Porras examines a patient.

Current trials the program is participating in include:

  • Gore Cardioform ASD Occluder device to evaluate safety and efficacy in the treatment of transcatheter closure of ostium secundum atrial septal defects (ASDs)
  • SAPIEN XT Post-Approval Study to evaluate the safety of the FDA-approved SAPIEN XT THV in the pulmonic position

Training through simulation

From training pediatric cardiology fellows on simulation models to practicing various types of vascular access to using 3-D printed heart models to help experienced catheterization doctors practice interventions on complex hearts, the team is always developing new simulation technologies.

Cardiology fellows receive crisis resource management training using a high-performance mannequin in one of the catheterization labs, based on previous adverse events. They also use an angiosimulator to learn fundamental skills, such as coronary angiography interpretation and basic catheterization techniques.

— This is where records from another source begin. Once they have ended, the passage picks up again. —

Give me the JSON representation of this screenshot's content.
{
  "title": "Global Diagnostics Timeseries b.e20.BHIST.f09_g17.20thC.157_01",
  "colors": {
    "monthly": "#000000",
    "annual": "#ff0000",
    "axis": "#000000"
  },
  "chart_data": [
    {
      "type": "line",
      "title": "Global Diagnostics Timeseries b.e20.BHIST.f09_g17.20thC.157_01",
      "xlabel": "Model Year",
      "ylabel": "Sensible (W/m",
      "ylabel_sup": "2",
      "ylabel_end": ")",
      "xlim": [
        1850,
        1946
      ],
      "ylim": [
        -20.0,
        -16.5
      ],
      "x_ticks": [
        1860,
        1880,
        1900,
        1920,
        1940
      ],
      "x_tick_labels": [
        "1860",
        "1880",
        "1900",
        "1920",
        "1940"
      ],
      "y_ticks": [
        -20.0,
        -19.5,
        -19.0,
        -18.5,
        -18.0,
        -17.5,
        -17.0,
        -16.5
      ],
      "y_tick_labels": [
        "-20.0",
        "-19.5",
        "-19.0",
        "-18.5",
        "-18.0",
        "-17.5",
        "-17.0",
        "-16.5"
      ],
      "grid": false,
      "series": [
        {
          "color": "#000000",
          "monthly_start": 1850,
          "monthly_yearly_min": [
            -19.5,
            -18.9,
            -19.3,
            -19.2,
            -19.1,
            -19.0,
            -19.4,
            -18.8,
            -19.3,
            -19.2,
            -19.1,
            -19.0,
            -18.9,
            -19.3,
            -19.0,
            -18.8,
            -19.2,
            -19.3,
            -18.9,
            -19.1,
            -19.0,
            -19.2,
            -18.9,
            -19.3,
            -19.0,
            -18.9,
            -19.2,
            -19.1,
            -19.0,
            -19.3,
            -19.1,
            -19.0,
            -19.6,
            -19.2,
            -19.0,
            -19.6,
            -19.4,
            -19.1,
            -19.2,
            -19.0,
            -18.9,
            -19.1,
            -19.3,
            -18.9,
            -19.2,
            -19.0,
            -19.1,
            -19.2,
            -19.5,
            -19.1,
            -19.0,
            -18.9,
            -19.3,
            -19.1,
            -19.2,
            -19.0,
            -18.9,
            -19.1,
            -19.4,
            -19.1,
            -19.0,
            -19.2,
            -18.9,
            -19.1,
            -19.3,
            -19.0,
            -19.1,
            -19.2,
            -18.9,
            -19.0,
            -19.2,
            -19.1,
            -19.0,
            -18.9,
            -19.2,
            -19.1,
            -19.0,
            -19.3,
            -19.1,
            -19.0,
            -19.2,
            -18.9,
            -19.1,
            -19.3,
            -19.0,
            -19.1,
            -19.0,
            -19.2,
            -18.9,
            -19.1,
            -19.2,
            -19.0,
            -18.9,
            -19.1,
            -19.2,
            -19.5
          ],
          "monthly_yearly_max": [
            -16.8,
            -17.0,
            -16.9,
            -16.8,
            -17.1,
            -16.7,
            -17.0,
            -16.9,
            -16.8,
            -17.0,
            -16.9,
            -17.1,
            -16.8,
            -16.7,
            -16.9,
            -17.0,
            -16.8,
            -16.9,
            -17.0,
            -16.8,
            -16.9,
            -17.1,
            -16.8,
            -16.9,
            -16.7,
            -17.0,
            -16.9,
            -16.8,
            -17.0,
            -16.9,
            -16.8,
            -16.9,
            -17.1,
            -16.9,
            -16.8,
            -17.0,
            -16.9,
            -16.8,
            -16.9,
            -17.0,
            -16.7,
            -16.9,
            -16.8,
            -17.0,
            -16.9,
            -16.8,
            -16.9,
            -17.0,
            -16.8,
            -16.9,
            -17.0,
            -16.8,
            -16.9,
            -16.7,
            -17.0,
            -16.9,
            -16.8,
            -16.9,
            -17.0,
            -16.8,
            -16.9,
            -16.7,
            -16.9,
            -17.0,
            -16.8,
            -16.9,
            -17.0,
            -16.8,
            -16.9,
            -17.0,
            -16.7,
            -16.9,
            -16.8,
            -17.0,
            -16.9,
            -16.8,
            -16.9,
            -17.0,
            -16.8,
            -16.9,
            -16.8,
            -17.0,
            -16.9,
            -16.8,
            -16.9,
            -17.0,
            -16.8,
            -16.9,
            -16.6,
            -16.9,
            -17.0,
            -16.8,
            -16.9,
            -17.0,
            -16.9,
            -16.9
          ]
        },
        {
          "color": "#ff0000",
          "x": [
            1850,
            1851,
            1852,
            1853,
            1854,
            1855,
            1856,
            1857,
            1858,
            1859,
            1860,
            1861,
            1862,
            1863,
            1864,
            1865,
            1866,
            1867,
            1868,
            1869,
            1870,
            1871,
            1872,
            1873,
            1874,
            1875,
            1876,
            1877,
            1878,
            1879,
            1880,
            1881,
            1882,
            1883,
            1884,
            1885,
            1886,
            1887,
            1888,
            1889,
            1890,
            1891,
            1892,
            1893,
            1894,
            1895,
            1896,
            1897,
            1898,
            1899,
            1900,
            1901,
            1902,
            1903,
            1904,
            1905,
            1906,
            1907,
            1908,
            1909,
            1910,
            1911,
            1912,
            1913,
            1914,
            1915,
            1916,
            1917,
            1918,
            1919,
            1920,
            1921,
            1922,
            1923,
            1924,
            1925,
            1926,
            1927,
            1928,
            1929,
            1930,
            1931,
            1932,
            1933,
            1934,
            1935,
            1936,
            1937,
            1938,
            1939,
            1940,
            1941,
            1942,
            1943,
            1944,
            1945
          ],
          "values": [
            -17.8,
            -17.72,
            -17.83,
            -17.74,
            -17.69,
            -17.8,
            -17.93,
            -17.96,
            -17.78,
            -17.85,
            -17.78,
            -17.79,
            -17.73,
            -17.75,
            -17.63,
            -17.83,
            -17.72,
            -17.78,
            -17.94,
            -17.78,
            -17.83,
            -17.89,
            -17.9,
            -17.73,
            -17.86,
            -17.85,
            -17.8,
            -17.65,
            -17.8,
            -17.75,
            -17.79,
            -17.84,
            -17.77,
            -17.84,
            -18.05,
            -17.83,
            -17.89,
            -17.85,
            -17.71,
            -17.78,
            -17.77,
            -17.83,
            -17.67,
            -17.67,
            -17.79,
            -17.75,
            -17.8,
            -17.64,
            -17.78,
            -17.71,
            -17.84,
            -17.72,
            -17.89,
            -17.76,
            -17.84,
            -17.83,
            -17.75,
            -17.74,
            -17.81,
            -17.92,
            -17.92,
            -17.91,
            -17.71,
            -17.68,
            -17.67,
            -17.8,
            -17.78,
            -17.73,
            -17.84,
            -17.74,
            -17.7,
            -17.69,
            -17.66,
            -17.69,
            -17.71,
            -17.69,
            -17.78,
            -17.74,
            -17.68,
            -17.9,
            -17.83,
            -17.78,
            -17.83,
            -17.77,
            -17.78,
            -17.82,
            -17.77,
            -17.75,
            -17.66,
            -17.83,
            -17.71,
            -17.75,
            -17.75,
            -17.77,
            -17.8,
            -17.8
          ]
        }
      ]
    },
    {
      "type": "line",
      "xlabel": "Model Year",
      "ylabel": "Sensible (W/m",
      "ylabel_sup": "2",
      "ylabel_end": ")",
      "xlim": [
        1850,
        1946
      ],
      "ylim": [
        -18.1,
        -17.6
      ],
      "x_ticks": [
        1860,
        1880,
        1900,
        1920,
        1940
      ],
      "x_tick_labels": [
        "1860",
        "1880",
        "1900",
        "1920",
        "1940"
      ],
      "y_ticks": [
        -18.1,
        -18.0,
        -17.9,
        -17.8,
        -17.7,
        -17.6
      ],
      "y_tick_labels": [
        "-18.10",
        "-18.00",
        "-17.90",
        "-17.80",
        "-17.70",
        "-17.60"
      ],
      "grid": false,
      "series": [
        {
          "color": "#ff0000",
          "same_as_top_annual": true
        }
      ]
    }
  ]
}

Looking to the future, the team is working with a bioengineer in the Boston Children’s Simulation Program to take training one step closer to real life by designing a heart model based on 3-D printing technology. The goal is to give fellows more realistic hands-on experience moving catheters through a heart and doing basic interventions, such as balloon angioplasty and device closures of congenital heart defects.

Innovative interventions: From the common to the complex

The Cardiac Catheterization Program has a long history of developing non-surgical ways of treating children with heart disease. The team has developed and perfected catheterization procedures for a wide range of clinical uses, from relatively common heart defects to the most rare and complex.

The program was one of the first in the U.S. to perform pulmonary valve replacements (PVRs) in the catheterization lab, starting in 2007 as part of a clinical trial for the Melody valve, and it continues to be a leader in this area. The team is continually looking for new ways to bring the benefits of transcatheter PVR to a wider range of patients. In 2015, the program performed more PVRs in the catheterization lab than by surgery for the first time.

Cardiac catheterization is often a less invasive solution for some cardiac interventions.

The team has also combined catheter and medical treatment of pulmonary vein stenosis, developed innovative catheter and surgical approaches to multiple left heart obstructions, and replaced pulmonary valves in patients who have had surgery for tetralogy of Fallot that preserved the native outflow, including a novel use of hybrid procedures for this indication.

Our forward-thinking approach has supported the development of a list of innovations that weren’t previously available at Boston Children’s, including 3-D rotational angiography, intravascular ultrasound (IVUS), intracardiac echocardiogram (ICE), use of 3-D printed models to plan complex interventions and the use endovascular grafts to treat complex intracardiac defects.

“We continue to foster innovation and constantly strive towards improving and developing new approaches to care,” says Porras.